Authors' Affiliations: ¹ Department of Pediatric Oncology/Hematology, ² HELIOS Klinikum Berlin, Robert-Roessle-Clinic, ³ Laboratory for Functional Genomics, and ⁴ Department of General Pediatrics, Charité-Universitätsmedizin Berlin; ⁵ Max Planck Institute for Molecular Genetics; ⁶ Berlin Center for Genome Based Bioinformatics, Berlin, Germany and ⁷ Department of Pediatric Oncology, Hematology, and Immunology, University of Heidelberg, Heidelberg, Germany

Requests for reprints: Christian Hagemeier, Laboratory for Molecular Biology, Department of General Pediatrics, Charité-Universitätsmedizin Berlin, Campus Mitte, Ziegelstrasse 5-9, 10098 Berlin, Germany. Phone: 49-30-450-566-041; Fax: 49-30-450-566-91; E-mail: Christian.Hagemeier{at}charite.de.

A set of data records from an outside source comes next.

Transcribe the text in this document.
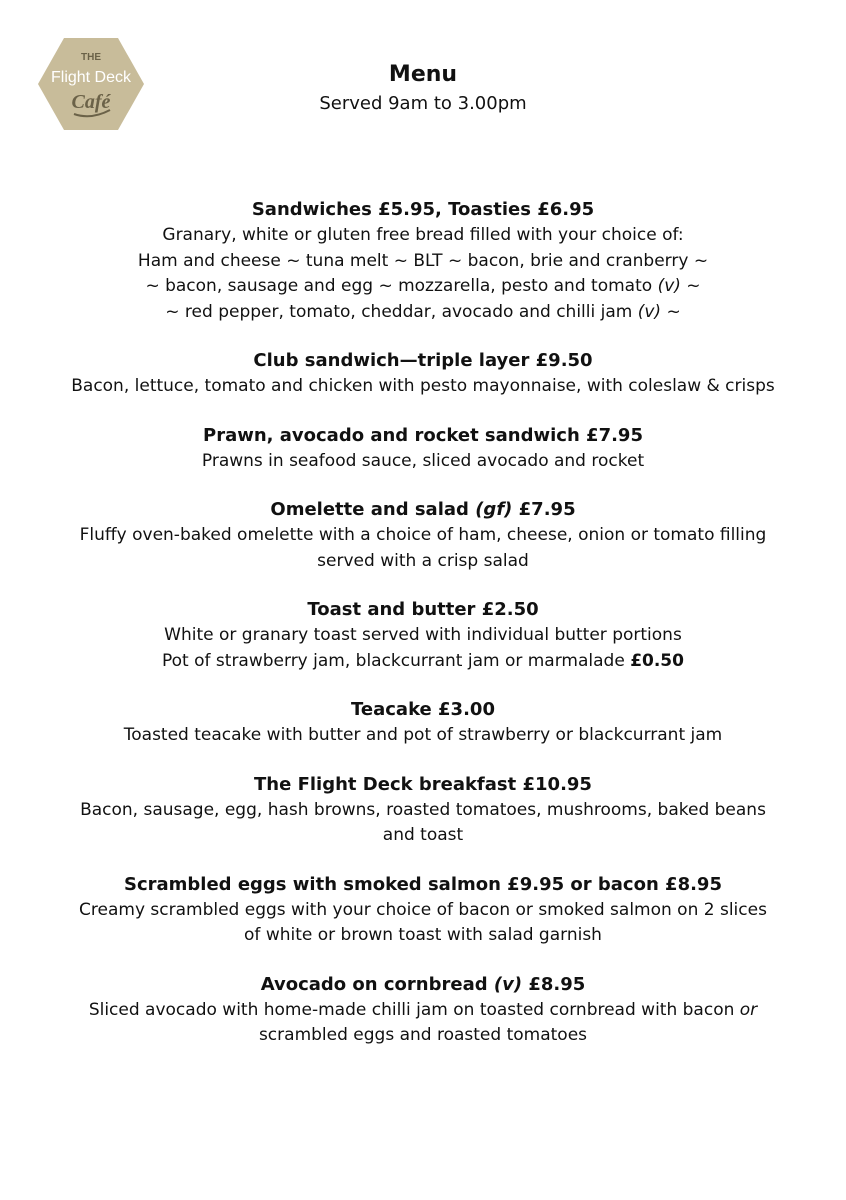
THE
Flight Deck
Café
Menu
Served 9am to 3.00pm
Sandwiches £5.95, Toasties £6.95
Granary, white or gluten free bread filled with your choice of:
Ham and cheese ~ tuna melt ~ BLT ~ bacon, brie and cranberry ~
~ bacon, sausage and egg ~ mozzarella, pesto and tomato (v) ~
~ red pepper, tomato, cheddar, avocado and chilli jam (v) ~
Club sandwich—triple layer £9.50
Bacon, lettuce, tomato and chicken with pesto mayonnaise, with coleslaw & crisps
Prawn, avocado and rocket sandwich £7.95
Prawns in seafood sauce, sliced avocado and rocket
Omelette and salad (gf) £7.95
Fluffy oven-baked omelette with a choice of ham, cheese, onion or tomato filling
served with a crisp salad
Toast and butter £2.50
White or granary toast served with individual butter portions
Pot of strawberry jam, blackcurrant jam or marmalade £0.50
Teacake £3.00
Toasted teacake with butter and pot of strawberry or blackcurrant jam
The Flight Deck breakfast £10.95
Bacon, sausage, egg, hash browns, roasted tomatoes, mushrooms, baked beans
and toast
Scrambled eggs with smoked salmon £9.95 or bacon £8.95
Creamy scrambled eggs with your choice of bacon or smoked salmon on 2 slices
of white or brown toast with salad garnish
Avocado on cornbread (v) £8.95
Sliced avocado with home-made chilli jam on toasted cornbread with bacon or
scrambled eggs and roasted tomatoes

Purpose: In childhood acute lymphoblastic leukemia (ALL), 25% of patients suffer from relapse. In recurrent disease, despite intensified therapy, overall cure rates of 40% remain unsatisfactory and survival rates are particularly poor in certain subgroups. The probability of long-term survival after relapse is predicted from well-established prognostic factors (i.e., time and site of relapse, immunophenotype, and minimal residual disease). However, the underlying biological determinants of these prognostic factors remain poorly understood.

Experimental Design: Aiming at identifying molecular pathways associated with these clinically well-defined prognostic factors, we did gene expression profiling on 60 prospectively collected samples of first relapse patients enrolled on the relapse trial ALL-REZ BFM 2002 of the Berlin-Frankfurt-Münster study group.

Results: We show here that patients with very early relapse of ALL are characterized by a distinctive gene expression pattern. We identified a set of 83 genes differentially expressed in very early relapsed ALL compared with late relapsed disease. The vast majority of genes were up-regulated and many were late cell cycle genes with a function in mitosis. In addition, samples from patients with very early relapse showed a significant increase in the percentage of S and G₂-M phase cells and this correlated well with the expression level of cell cycle genes.

Conclusions: Very early relapse of ALL is characterized by an increased proliferative capacity of leukemic blasts and up-regulated mitotic genes. The latter suggests that novel drugs, targeting late cell cycle proteins, might be beneficial for these patients that typically face a dismal prognosis.